WNBA's Richie sees significant progress
INDIANAPOLIS -- WNBA President Laurel Richie traveled to Indiana to help the Fever celebrate its league championship, but she also took time Friday evening to discuss the recent and substantial successes of her basketball organization.
It's been a strong year for the WNBA, one that deserves acclaim.
“We're going to look back and say, in the very long history of the WNBA, 2013 was a pretty significant year,” Richie said before the Fever collected last season's championship rings and hoisted a commemorative banner in a pregame ceremony at Bankers Life Fieldhouse.
Foremost among the WNBA's advancements is the league's six-year extension of its television contract with ESPN. The new deal, finalized in March, runs through 2022. One of its first highlights involved prime-time coverage of the WNBA Draft on April 15.
“To have (ESPN) extend their partnership with us is recognition of where we are entering our 17th season of the WNBA,” Richie said.
With the new TV contract come some intriguing innovations. As the WNBA and ESPN moved into their discussions, fertile imaginations went to work and devised plans to better depict the league's action and provide a close-up look for viewers.
Enter “Referee Cam.”
The WNBA plans to put mini-cameras on its refs during selected games. It's thought to be the first time such a telecasting idea has been used in a United States professional league. Fans will see on-court action, and hear players' and coaches' interactions, from the same angle that a game official does.
“I like it when the WNBA leads the way,” Richie said. “I think this is an example.”

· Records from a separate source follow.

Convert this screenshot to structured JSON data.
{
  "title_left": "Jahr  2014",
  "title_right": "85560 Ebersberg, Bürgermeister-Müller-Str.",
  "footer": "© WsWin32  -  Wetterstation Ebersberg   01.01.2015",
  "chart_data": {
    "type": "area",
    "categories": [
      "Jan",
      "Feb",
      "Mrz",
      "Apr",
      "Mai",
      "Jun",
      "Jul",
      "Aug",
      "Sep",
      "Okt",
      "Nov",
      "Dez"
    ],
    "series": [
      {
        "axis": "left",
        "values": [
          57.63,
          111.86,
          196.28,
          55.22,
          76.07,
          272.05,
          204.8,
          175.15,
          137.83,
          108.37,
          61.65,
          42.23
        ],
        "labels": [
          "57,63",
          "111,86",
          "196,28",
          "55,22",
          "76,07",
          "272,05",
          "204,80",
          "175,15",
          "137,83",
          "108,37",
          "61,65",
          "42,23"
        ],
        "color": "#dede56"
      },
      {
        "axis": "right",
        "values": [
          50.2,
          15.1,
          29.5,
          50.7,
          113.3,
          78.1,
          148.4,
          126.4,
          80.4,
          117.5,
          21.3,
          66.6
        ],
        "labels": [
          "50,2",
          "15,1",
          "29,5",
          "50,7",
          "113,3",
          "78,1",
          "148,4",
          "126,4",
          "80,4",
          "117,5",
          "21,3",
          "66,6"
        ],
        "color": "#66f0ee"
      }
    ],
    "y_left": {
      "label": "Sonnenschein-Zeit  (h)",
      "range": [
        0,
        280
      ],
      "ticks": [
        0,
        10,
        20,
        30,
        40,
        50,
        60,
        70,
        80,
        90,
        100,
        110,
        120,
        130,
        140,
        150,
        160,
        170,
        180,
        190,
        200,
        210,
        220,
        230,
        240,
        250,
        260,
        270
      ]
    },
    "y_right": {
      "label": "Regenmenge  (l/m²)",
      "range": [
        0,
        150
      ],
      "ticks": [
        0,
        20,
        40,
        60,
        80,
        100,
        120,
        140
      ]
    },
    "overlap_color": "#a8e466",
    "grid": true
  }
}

ESPN and its affiliated networks also will expand their coverage of WNBA players and their backgrounds, showing their lives away from basketball. That's already begun, in part, with the network's focus on the league's top 2013 draftees -- Phoenix's Brittney Griner, Chicago's Elena Delle Donne and Tulsa's Skylar Diggins.
“I think we are seeing a draft class that is really game-changing in its depth and breadth,” Richie said. “This is 40 years after Title IX, 17 years after the league. Young women … are entering the league stronger, better, faster, more disciplined, well trained and well coached. The game, I think, is at a new level.”
With the WNBA on an upswing, Richie was asked about the possibility of league expansion. There are currently 12 teams. Six are aligned with NBA teams, including the Fever, which is part of the Pacers Sports & Entertainment organization. The Connecticut Sun, Tulsa Shock, Atlanta Dream, Seattle Storm, Chicago Sky and Los Angeles Sparks are not partners with NBA clubs.
Richie envisions expansion but didn't put a timetable on it.
“There are both cities and individuals who have expressed interest,” she said. “When we're ready to expand, they would like to be at the head of that list. And the nice thing is, through the informal discussions I've had, they have the means and the passion to do so. I think we've learned a lot about what are the qualities and characteristics that increase our chances for success with a team.”
What are those ingredients for success in the WNBA?
“I think it's a passionate owner who believes in the product and can open doors and build strong relationships,” Richie said. “I think it's a market that understands the women's game and really likes the women's game. And then it's the larger community that supports that, so that you know you have a sponsorship base and you know you have a potential fan base. And then it's about bringing those two together.”
The WNBA has linked with Boost Mobile as its league-wide marquee partner. Also, five teams in the league have connected with companies as jersey sponsors. Indiana signed a deal last fall with Finish Line, which displays its logo on the club's 2013 uniforms.
New TV deals, expansion talk, sponsorship enthusiasm -- it all points to a sound future for the WNBA.
“I think we see unprecedented interest in women's basketball,” Richie said.